After experiencing this crazy tour and bad tourists I was determined to continue on an independent path and only do an arranged trip when there was no other way such as going to the White desert.

After experiencing a slight emotional defeat in the first week, I was overly encouraged after observing spoiled tourists.

Citadel in Cairo Egypt

In the following post titled Pictures Around Alex I wrote this.

The Catacombs in Alex were amazing. The way they found it? a donkey fell through road, and there it was. This major under ground tomb, originally it was just for a royal family, although the was a famine and they stored about 6000 bodies in this tomb. It was above ground 2000 years ago, but now you have to walk 96 steps down into the catacomb.

So guess where are the tourists are? on tours. I have been wondering, how is it that this country can get 2.5 million tourist a year and I don’t see anyone on the streets or in the local areas. Now I know, they take tours and stay on tours. They say at the big hotels and eat at all the spendy restaurants and spend big money, sometimes euros and dollars on boring tours. Most look very ragged and tired, which is OK, but the part that is missed is the culture, the people, the dynamics of the country.

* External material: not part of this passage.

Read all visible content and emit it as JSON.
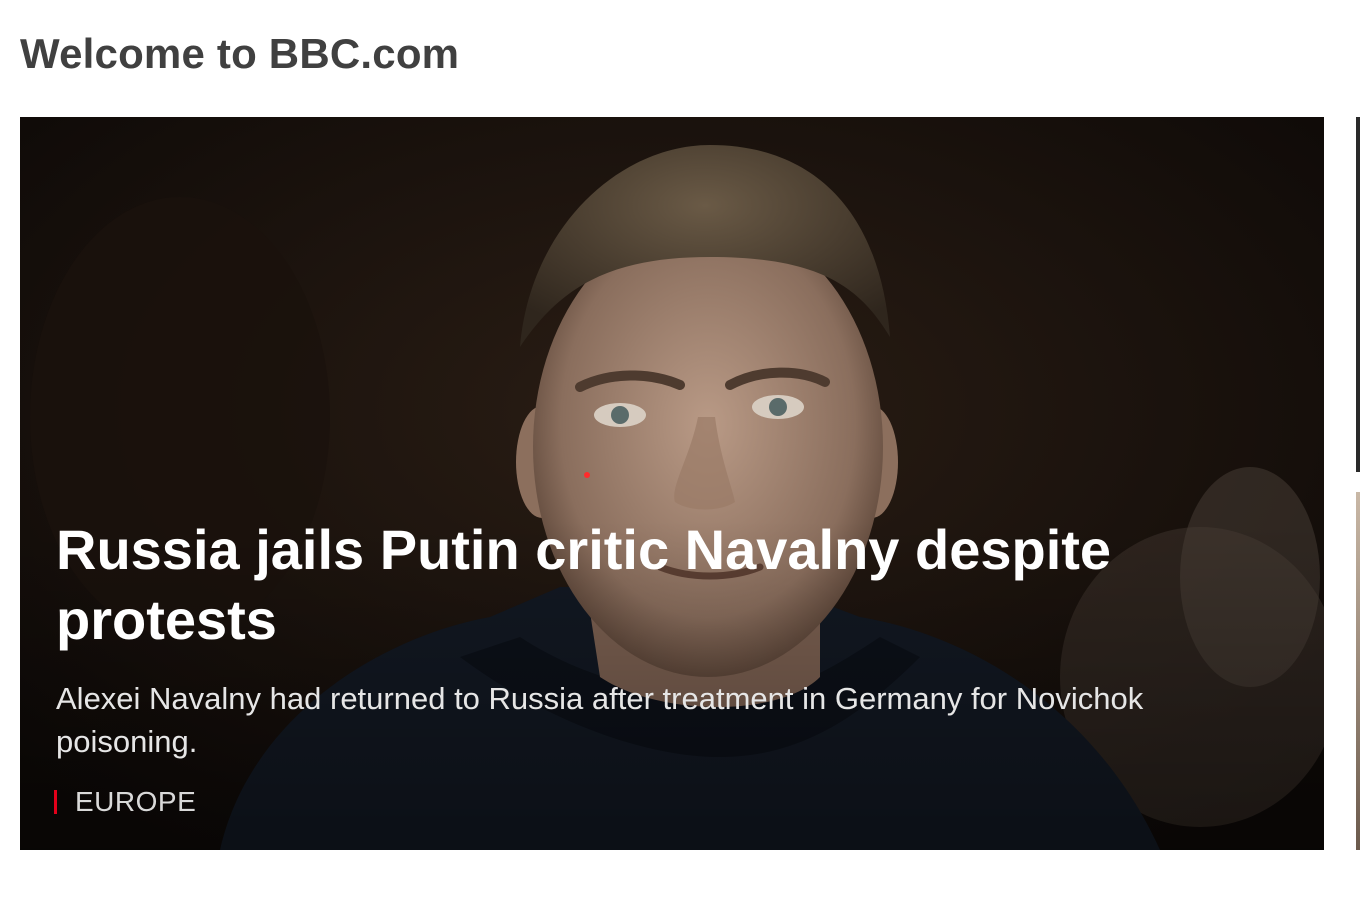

One reason they stay on tours is because of the way the culture is out here, because of people being poor, haggling foreigners is just the way it is, it is one negative aspect that is important to understand the depths of why they haggle tourists. I am learning how to bargain very quickly. I got my hair cut last night. I walked into the store and said the greetings and asked how much, the store owner, who works 10 hours a day six days a week, said no problem. I said again, how much? he said – no problem. I said, yes I know no problem, so how much, and he said no problem. OK, I knew he did not want to give me a price until we were done, which he trims your eye browns, ear hairs, and nose hairs along with the cut. We got done and I forgot I have a fifty pound note in my money clip, oops, big mistake. When they see the big bills they kind of would rather have you give them one. I knew I was getting suckered, which was OK. After, he gave me tea and we sat and chatted for a good hour. I showed him all my pictures in my Camera and he shared that he has three daughters. He was a nice guy and I did get a great hair cut. Although, now I know the going rate. I will offer 5 pounds more than the local rate.

In a taxi if they say “no problem” I tell him to let me out, then they will agree to a price. Today I rode with a normal taxi diver, the problem was that he had no idea where he was going. Big time language barrier, although since we went the wrong way I compensated him for it and he was thankful, it seems like the more of a crazy driver, the better, the one who honks five times every block and comes two inches from running people over.

The first week in Egypt was a major test and I thought I was defeated, yet after observing the tourist syndrome despite my mistakes I was reenergized, mostly emotionally to face the challenges and to continue on. The next day I headed to Swia where I would recover 100%.